Change Within a Timebox
The Timebox Plan lists the Tasks the team has committed to doing during the Timebox. There are several possible changes to the Timebox Plan:
- A Task is harder than expected putting the Agile Team behind schedule
- A Task is easier than expected putting the Agile Team ahead of schedule
- A particular team member can’t pick up any of the remaining Tasks from the Timebox Plan
- The Product Owner arbitrarily decides to add a User Story to the Timebox
As a team member works on a Task they may realise the User Story is more complicated than expected. This may require increasing the estimate for the Task or adding a new Task to the Timebox Plan. If this means the Agile Team can no longer complete all Tasks by the end of the Timebox the Agile Team must drop Tasks or the Product Owner must drop whole User Stories.
More positively the Agile Team might get through the Tasks faster than expected. The Product Owner can add User Stories to the Timebox to fill the gap. Similarly, if a particular team member can’t pick up any of the remaining Tasks in the Timebox (because they lack the specialist knowledge or someone else is working on them), the Product Owner can add new Stories into the Timebox. As per Agile Project Planning the Agile Team then create Tasks for the new User Stories.
There are two options if the Product Owner tries to add a new User Story during a Timebox:
- Just say “No”! This is the Scrum approach.
- Use Requirements Trade-off to make room.
Change during a Timebox will invariably cost the customer money because some work will have discarded.
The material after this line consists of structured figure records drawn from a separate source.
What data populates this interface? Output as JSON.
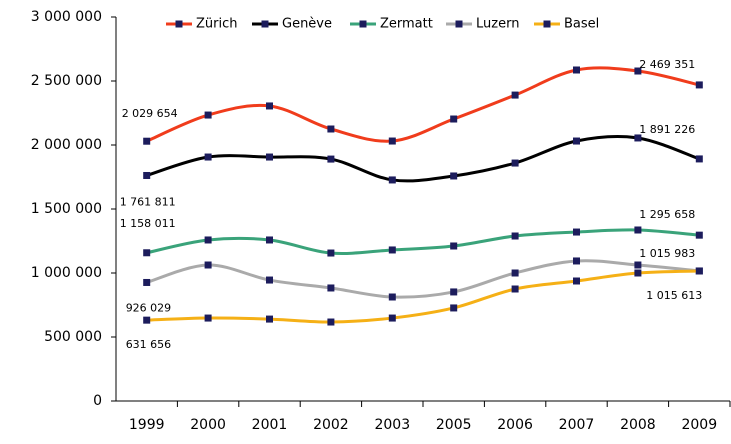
{
  "chart_data": {
    "type": "line",
    "categories": [
      "1999",
      "2000",
      "2001",
      "2002",
      "2003",
      "2005",
      "2006",
      "2007",
      "2008",
      "2009"
    ],
    "series": [
      {
        "name": "Zürich",
        "color": "#f03c1c",
        "values": [
          2029654,
          2234000,
          2305000,
          2125000,
          2031000,
          2203000,
          2390000,
          2586000,
          2578000,
          2469351
        ],
        "value_labels": [
          "2 029 654",
          null,
          null,
          null,
          null,
          null,
          null,
          null,
          null,
          "2 469 351"
        ]
      },
      {
        "name": "Genève",
        "color": "#000000",
        "values": [
          1761811,
          1906000,
          1906000,
          1890000,
          1727000,
          1758000,
          1859000,
          2031000,
          2055000,
          1891226
        ],
        "value_labels": [
          "1 761 811",
          null,
          null,
          null,
          null,
          null,
          null,
          null,
          null,
          "1 891 226"
        ]
      },
      {
        "name": "Zermatt",
        "color": "#3aa37a",
        "values": [
          1158011,
          1258000,
          1258000,
          1156000,
          1180000,
          1211000,
          1289000,
          1320000,
          1336000,
          1295658
        ],
        "value_labels": [
          "1 158 011",
          null,
          null,
          null,
          null,
          null,
          null,
          null,
          null,
          "1 295 658"
        ]
      },
      {
        "name": "Luzern",
        "color": "#aaaaaa",
        "values": [
          926029,
          1062500,
          945000,
          883000,
          812500,
          852000,
          1000000,
          1094000,
          1062500,
          1015983
        ],
        "value_labels": [
          "926 029",
          null,
          null,
          null,
          null,
          null,
          null,
          null,
          null,
          "1 015 983"
        ]
      },
      {
        "name": "Basel",
        "color": "#f5b016",
        "values": [
          631656,
          648000,
          640000,
          617000,
          648000,
          727000,
          875000,
          937500,
          1000000,
          1015613
        ],
        "value_labels": [
          "631 656",
          null,
          null,
          null,
          null,
          null,
          null,
          null,
          null,
          "1 015 613"
        ]
      }
    ],
    "marker_color": "#1c1c5c",
    "ylim": [
      0,
      3000000
    ],
    "yticks": [
      0,
      {
        "value": 500000,
        "label": "500 000"
      },
      {
        "value": 1000000,
        "label": "1 000 000"
      },
      {
        "value": 1500000,
        "label": "1 500 000"
      },
      {
        "value": 2000000,
        "label": "2 000 000"
      },
      {
        "value": 2500000,
        "label": "2 500 000"
      },
      {
        "value": 3000000,
        "label": "3 000 000"
      }
    ],
    "grid": false,
    "legend": "top"
  }
}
The Product Owner has to be aware of this implication and accept the responsibility.
Beck, K, & Fowler, M. (2001). Planning Extreme Programming. Boston: Addison-Wesley.
Cohn, M. (2006). Agile Estimating and Planning. Prentice Hall.
OGC. (2005). Managing Successful Projects with Prince2. TSO.
Poppendieck, M., and Poppendieck T. (2003). Lean Software Development: An Agile Toolkit for Software Development Managers.
Schwaber, K., & Beddle, M. (2002). Agile Software Development with Scrum. NJ: Prentice Hall.